Son regard se méfiait de ces silhouettes dessinant, par hésitation des ombres et lumières, les contours des objets, paysages et personnes, sans que le volume apparaisse sur l’autre rive, à un bord, en somme, de la vue. Jacques crut voir un de ces volumes, un jour, glisser du bord de l’oeil de Cathy, comme une larme. Il tourna alors la tête en direction de ce qui avait pu s’imprimer sur la rétine de Cathy.

Jacques se rappela que Cathy Paddon lui avait confié que l’on s’était souvent moqué de ce nom anglais insolite pour les lycéens de Caen. “Pas done!”, “Pardon!”, singeait t-on ce nom. Curieusement, du temps de leur scolarité commune, ils étaient devenus ennemis à la suite d’une composition de français où il fallait raconter un rêve. Il s’avéra qu’ils avaient tous deux rêvé, en tout cas raconté, qu’ils devaient faire une promenade en barque avec leur meilleur ami. Or, au moment de monter dans la barque, ils s’apercevaient que le meilleur-ami occupait toute la barque, de sorte qu’ils ne pouvaient pas y monter, et celle-ci s’éloignait lentement tandis que l’autre, de l’intérieur, tendait la main d’un air engageant vers le rivage, souriant affectueusement et confusément tout ensemble.
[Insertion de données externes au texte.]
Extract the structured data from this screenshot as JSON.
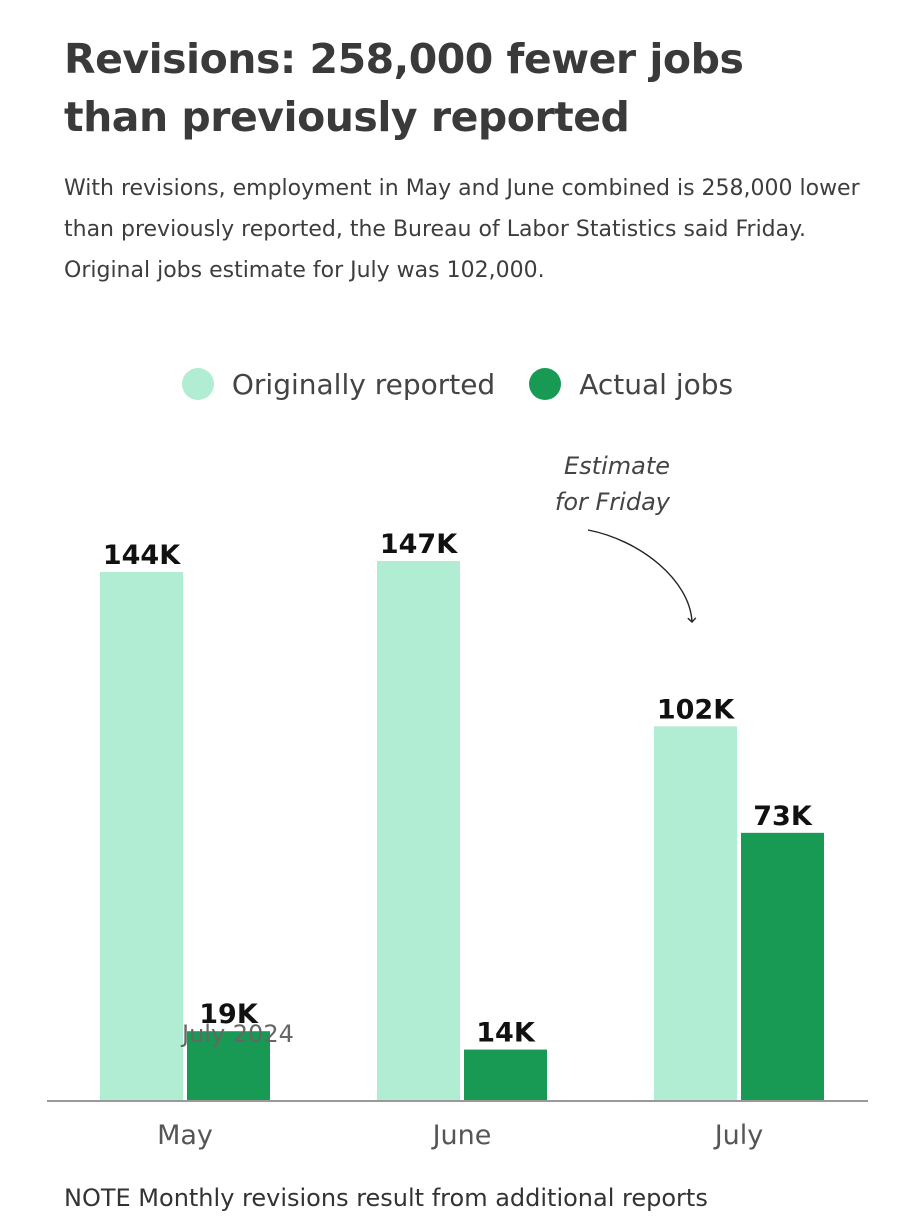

Les deux rédactions, dans un style très différent pour ne pas dire aux antipodes, datant du mois d’octobre - or à si peu de temps de la rentrée scolaire ils n’avaient pas eu le temps de devenir amis - les présentèrent l’un à l’autre en ennemis plus sûrement encore qu’un tiers subversif ne l’eût fait. Chacun reconnut en l’autre le meilleur - ami accaparant toute la place dans la barque.
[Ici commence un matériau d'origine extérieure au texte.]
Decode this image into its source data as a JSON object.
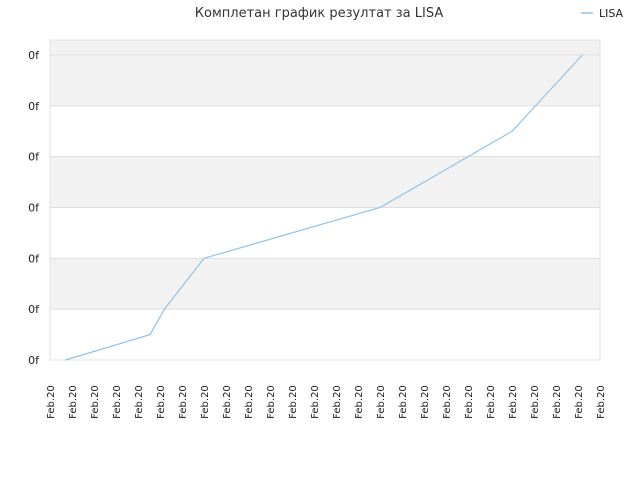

A l’avenir, Jacques et Cathy ne s’enfermèrent que plus farouchement dans leur sphère d’intérêt. Elle faisait le mort en flottant presque à la surface des eaux usées de son quotidien excluant le quotidien. Il arrivait à la “morte” de boire la tasse qui tenait moins du bouillon de 11h. que de l’eau de vaisselle. Jacques, de son côté, s’était juré de ne plus impliquer ses rêves dans un travail scolaire, quel qu’il soit.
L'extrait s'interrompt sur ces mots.